A caption affixed to this photograph indicates that the scene is from the “backshop” of the old building housing the Watauga Democrat newspaper sometime around 1930. The people shown are editor and owner of the newspaper, R.C. Rivers, Sr., “holding blond Rebekah Rivers and brunett(e) Kathryn McGee Coleman,” “printer Willard Beach,” and “on the right, Jim Rivers – who wound up in Washington as executive director of the Tax Executives Institute,” where he was known as “Big Jim Rivers.”
Courtesy Historic Boone
January 5, 1911
“Line Up With The Audubon,” urged a front-page feature in this week’s edition of the Watauga Democrat. “A press dispatch tells that as the New Year of 1911 is to mark the fiercest struggle in recent years to save bird life from its human enemies, officers of the national Association of Audubon Societies are to-day perfecting plans to combat the commercial interests that are plotting to break down protective laws in many of the legislatures in 40 states,” relayed the article. “Men and money are to be used without limit by powerful groups of millionaires and market supply men to rob their feathered prey of the scant legal protection that has been given them,” claimed the article, apparently written by the editor of the local newspaper. The Democrat encouraged its readers to join the “farmers, sportsmen, orchardists, planters, and ranchmen of the whole country” who comprised the Audubon societies, and to give tangible support to their effort to “meet the commercial bird-killers before every legislature in the land.”
January 1, 1942
“City Auto Tags Must Be Bought – Mayor States That All Autos Must Display Town License Plates By January 10” announced this week that, “the new city automobile tags have been received, and Mayor W.H. Gragg stated Tuesday that this year the ordinance requiring the purchase of these tags will be strictly enforced by the police department.” Tags were required of all car owners within the town limits of Boone, and cost a yearly fee of one dollar.
An announcement entitled “Day of Prayer” conveyed that “President Roosevelt has proclaimed New Year’s Day as a day of prayer, of asking forgiveness for our shortcomings of the past, of consecration to the tasks of the present, and for asking God’s help in the days to come.” Continued the announcement, “(i)t is urgently requested that all places of business close during the hour between 10 and 11 o’clock, and that everyone attend the prayer services in the different churches of the town during this period.”
January 7, 1965
“Deep Gap Fire Department Acquires Engine, Equipment” was the title of an article this week which told that, “(t)he Deep Gap Volunteer Fire Department, Inc., of the Deep Gap community has purchased a fire truck from the city of Bristol, Virginia.” The new truck was described as a “duo-thermodyne Mack engine with a 750 gallon per minute pump and has all standard truck equipment.” Funds for the truck were acquired in part with contributions from the Deep Gap Legion Post, which “sponsored three chicken dinners at Parkway Elementary School” during the preceding summer to raise $1,200 in starter money.

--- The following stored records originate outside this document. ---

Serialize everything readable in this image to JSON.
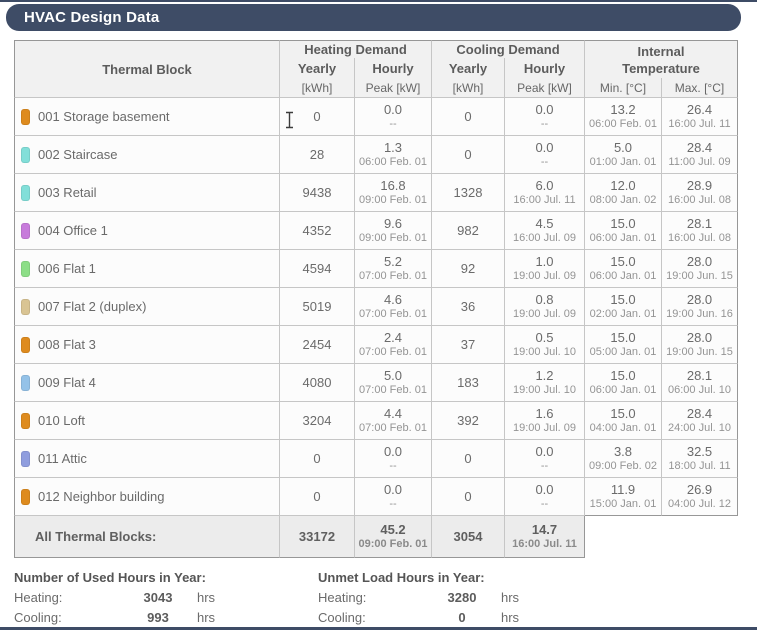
{
  "title": "HVAC Design Data",
  "colors": {
    "title_bar": "#3e4c66",
    "header_bg": "#f1f1f1",
    "total_row_bg": "#ececec",
    "inner_border": "#c6c6c6",
    "outer_border": "#979797"
  },
  "icons": {
    "text_cursor": "i-beam"
  },
  "table": {
    "header": {
      "thermal_block": "Thermal Block",
      "heating_group": "Heating Demand",
      "cooling_group": "Cooling Demand",
      "internal_group_line1": "Internal",
      "internal_group_line2": "Temperature",
      "yearly": "Yearly",
      "hourly": "Hourly",
      "kwh_unit": "[kWh]",
      "peak_unit": "Peak [kW]",
      "min_c": "Min. [°C]",
      "max_c": "Max. [°C]"
    },
    "rows": [
      {
        "name": "001 Storage basement",
        "color": "#de8b1e",
        "heating_yearly": "0",
        "heating_peak": "0.0",
        "heating_peak_time": "--",
        "cooling_yearly": "0",
        "cooling_peak": "0.0",
        "cooling_peak_time": "--",
        "temp_min": "13.2",
        "temp_min_time": "06:00 Feb. 01",
        "temp_max": "26.4",
        "temp_max_time": "16:00 Jul. 11"
      },
      {
        "name": "002 Staircase",
        "color": "#82dfd9",
        "heating_yearly": "28",
        "heating_peak": "1.3",
        "heating_peak_time": "06:00 Feb. 01",
        "cooling_yearly": "0",
        "cooling_peak": "0.0",
        "cooling_peak_time": "--",
        "temp_min": "5.0",
        "temp_min_time": "01:00 Jan. 01",
        "temp_max": "28.4",
        "temp_max_time": "11:00 Jul. 09"
      },
      {
        "name": "003 Retail",
        "color": "#82dfd9",
        "heating_yearly": "9438",
        "heating_peak": "16.8",
        "heating_peak_time": "09:00 Feb. 01",
        "cooling_yearly": "1328",
        "cooling_peak": "6.0",
        "cooling_peak_time": "16:00 Jul. 11",
        "temp_min": "12.0",
        "temp_min_time": "08:00 Jan. 02",
        "temp_max": "28.9",
        "temp_max_time": "16:00 Jul. 08"
      },
      {
        "name": "004 Office 1",
        "color": "#c77bdb",
        "heating_yearly": "4352",
        "heating_peak": "9.6",
        "heating_peak_time": "09:00 Feb. 01",
        "cooling_yearly": "982",
        "cooling_peak": "4.5",
        "cooling_peak_time": "16:00 Jul. 09",
        "temp_min": "15.0",
        "temp_min_time": "06:00 Jan. 01",
        "temp_max": "28.1",
        "temp_max_time": "16:00 Jul. 08"
      },
      {
        "name": "006 Flat 1",
        "color": "#8cde87",
        "heating_yearly": "4594",
        "heating_peak": "5.2",
        "heating_peak_time": "07:00 Feb. 01",
        "cooling_yearly": "92",
        "cooling_peak": "1.0",
        "cooling_peak_time": "19:00 Jul. 09",
        "temp_min": "15.0",
        "temp_min_time": "06:00 Jan. 01",
        "temp_max": "28.0",
        "temp_max_time": "19:00 Jun. 15"
      },
      {
        "name": "007 Flat 2 (duplex)",
        "color": "#d9c493",
        "heating_yearly": "5019",
        "heating_peak": "4.6",
        "heating_peak_time": "07:00 Feb. 01",
        "cooling_yearly": "36",
        "cooling_peak": "0.8",
        "cooling_peak_time": "19:00 Jul. 09",
        "temp_min": "15.0",
        "temp_min_time": "02:00 Jan. 01",
        "temp_max": "28.0",
        "temp_max_time": "19:00 Jun. 16"
      },
      {
        "name": "008 Flat 3",
        "color": "#de8b1e",
        "heating_yearly": "2454",
        "heating_peak": "2.4",
        "heating_peak_time": "07:00 Feb. 01",
        "cooling_yearly": "37",
        "cooling_peak": "0.5",
        "cooling_peak_time": "19:00 Jul. 10",
        "temp_min": "15.0",
        "temp_min_time": "05:00 Jan. 01",
        "temp_max": "28.0",
        "temp_max_time": "19:00 Jun. 15"
      },
      {
        "name": "009 Flat 4",
        "color": "#94c2e8",
        "heating_yearly": "4080",
        "heating_peak": "5.0",
        "heating_peak_time": "07:00 Feb. 01",
        "cooling_yearly": "183",
        "cooling_peak": "1.2",
        "cooling_peak_time": "19:00 Jul. 10",
        "temp_min": "15.0",
        "temp_min_time": "06:00 Jan. 01",
        "temp_max": "28.1",
        "temp_max_time": "06:00 Jul. 10"
      },
      {
        "name": "010 Loft",
        "color": "#de8b1e",
        "heating_yearly": "3204",
        "heating_peak": "4.4",
        "heating_peak_time": "07:00 Feb. 01",
        "cooling_yearly": "392",
        "cooling_peak": "1.6",
        "cooling_peak_time": "19:00 Jul. 09",
        "temp_min": "15.0",
        "temp_min_time": "04:00 Jan. 01",
        "temp_max": "28.4",
        "temp_max_time": "24:00 Jul. 10"
      },
      {
        "name": "011 Attic",
        "color": "#8f9dde",
        "heating_yearly": "0",
        "heating_peak": "0.0",
        "heating_peak_time": "--",
        "cooling_yearly": "0",
        "cooling_peak": "0.0",
        "cooling_peak_time": "--",
        "temp_min": "3.8",
        "temp_min_time": "09:00 Feb. 02",
        "temp_max": "32.5",
        "temp_max_time": "18:00 Jul. 11"
      },
      {
        "name": "012 Neighbor building",
        "color": "#de8b1e",
        "heating_yearly": "0",
        "heating_peak": "0.0",
        "heating_peak_time": "--",
        "cooling_yearly": "0",
        "cooling_peak": "0.0",
        "cooling_peak_time": "--",
        "temp_min": "11.9",
        "temp_min_time": "15:00 Jan. 01",
        "temp_max": "26.9",
        "temp_max_time": "04:00 Jul. 12"
      }
    ],
    "total": {
      "label": "All Thermal Blocks:",
      "heating_yearly": "33172",
      "heating_peak": "45.2",
      "heating_peak_time": "09:00 Feb. 01",
      "cooling_yearly": "3054",
      "cooling_peak": "14.7",
      "cooling_peak_time": "16:00 Jul. 11"
    }
  },
  "summary": {
    "used_hours": {
      "title": "Number of Used Hours in Year:",
      "rows": [
        {
          "label": "Heating:",
          "value": "3043",
          "unit": "hrs"
        },
        {
          "label": "Cooling:",
          "value": "993",
          "unit": "hrs"
        }
      ]
    },
    "unmet_hours": {
      "title": "Unmet Load Hours in Year:",
      "rows": [
        {
          "label": "Heating:",
          "value": "3280",
          "unit": "hrs"
        },
        {
          "label": "Cooling:",
          "value": "0",
          "unit": "hrs"
        }
      ]
    }
  }
}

In agricultural news, the headline “Fewer Acres, Larger Yields – Watauga Farm Sales Go To $3,564,000 in 1964” introduced an article which noted that the biggest cash crop in the county was burley tobacco, accounting for $920,000 in sales that year. Apples, cabbage, cattle, strawberries, and “trellised tomato production” were also key components of the area’s production, which had all seen increases in productivity per acre over prior years. The article pointed out that burley tobacco had not seen an increase in per-acre productivity, “but the quality and value per acre did increase.”